Une page se tourne en Haïti. La mission multinationale de soutien à la sécurité, mise en place pour épauler les forces locales face à la montée des violences, a officiellement pris fin avec le départ du dernier contingent de policiers kényans.
Validée en octobre 2023 par le Conseil de sécurité des Nations unies, cette initiative visait à renforcer les capacités de la Police nationale haïtienne dans sa lutte contre les gangs armés, qui contrôlent une grande partie du territoire, notamment dans la capitale Port-au-Prince.
Dès son lancement, la mission a cependant accumulé les obstacles. Retards administratifs, recours judiciaires au Kenya, financement insuffisant et difficultés logistiques ont freiné son déploiement. Alors que Nairobi s’était engagé à fournir environ 1 000 policiers, moins de 800 ont finalement été envoyés sur le terrain.
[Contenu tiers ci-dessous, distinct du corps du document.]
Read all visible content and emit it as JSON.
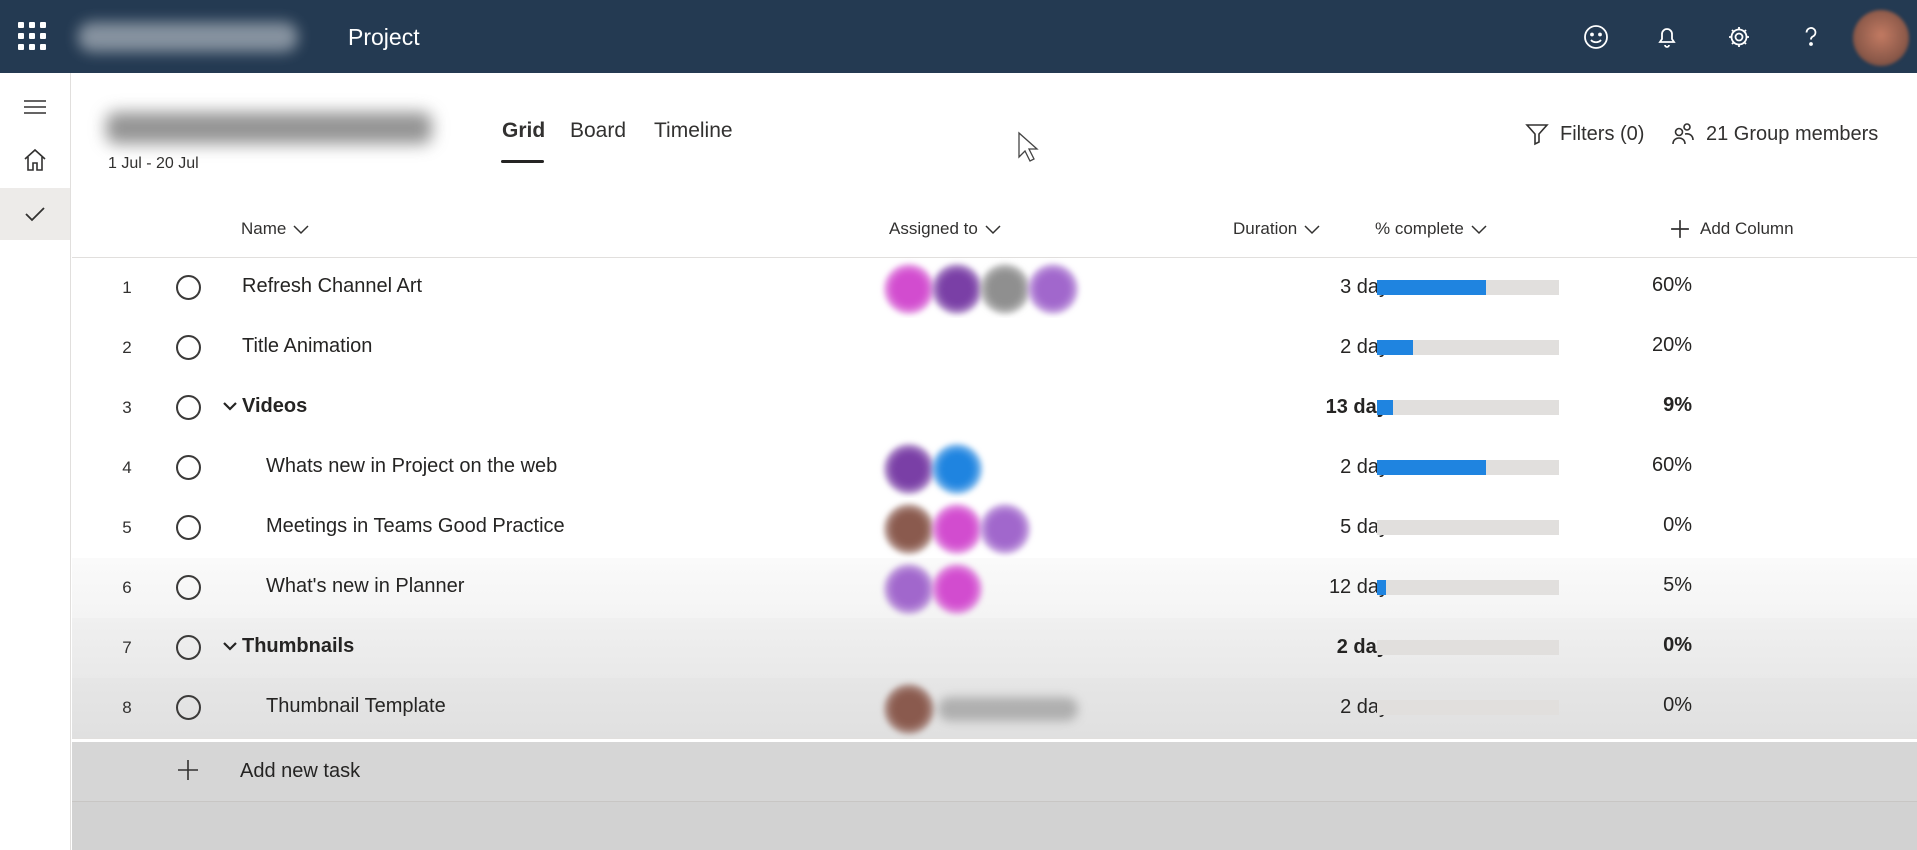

Le manque de moyens a également pesé lourd. Sur un budget annuel estimé à 600 millions de dollars, seuls 400 millions ont été mobilisés, principalement grâce au soutien des États-Unis. Une enveloppe insuffisante pour garantir une présence efficace face à des groupes criminels puissamment armés.
Résultat : une mission restée en deçà de ses ambitions initiales, incapable d’atteindre l’effectif prévu de 2 500 hommes ni de stabiliser durablement la situation sécuritaire.
Mais l’engagement international ne s’arrête pas là. Une nouvelle initiative, la Force de répression des gangs, a déjà été approuvée par les Nations unies. Elle devra tirer les leçons des limites de la précédente mission pour tenter de rétablir l’ordre dans un pays toujours en proie à une insécurité chronique.
Dans un contexte où l’urgence sécuritaire reste entière, cette transition ouvre une nouvelle phase, pleine d’incertitudes, mais aussi d’attentes pour la population haïtienne.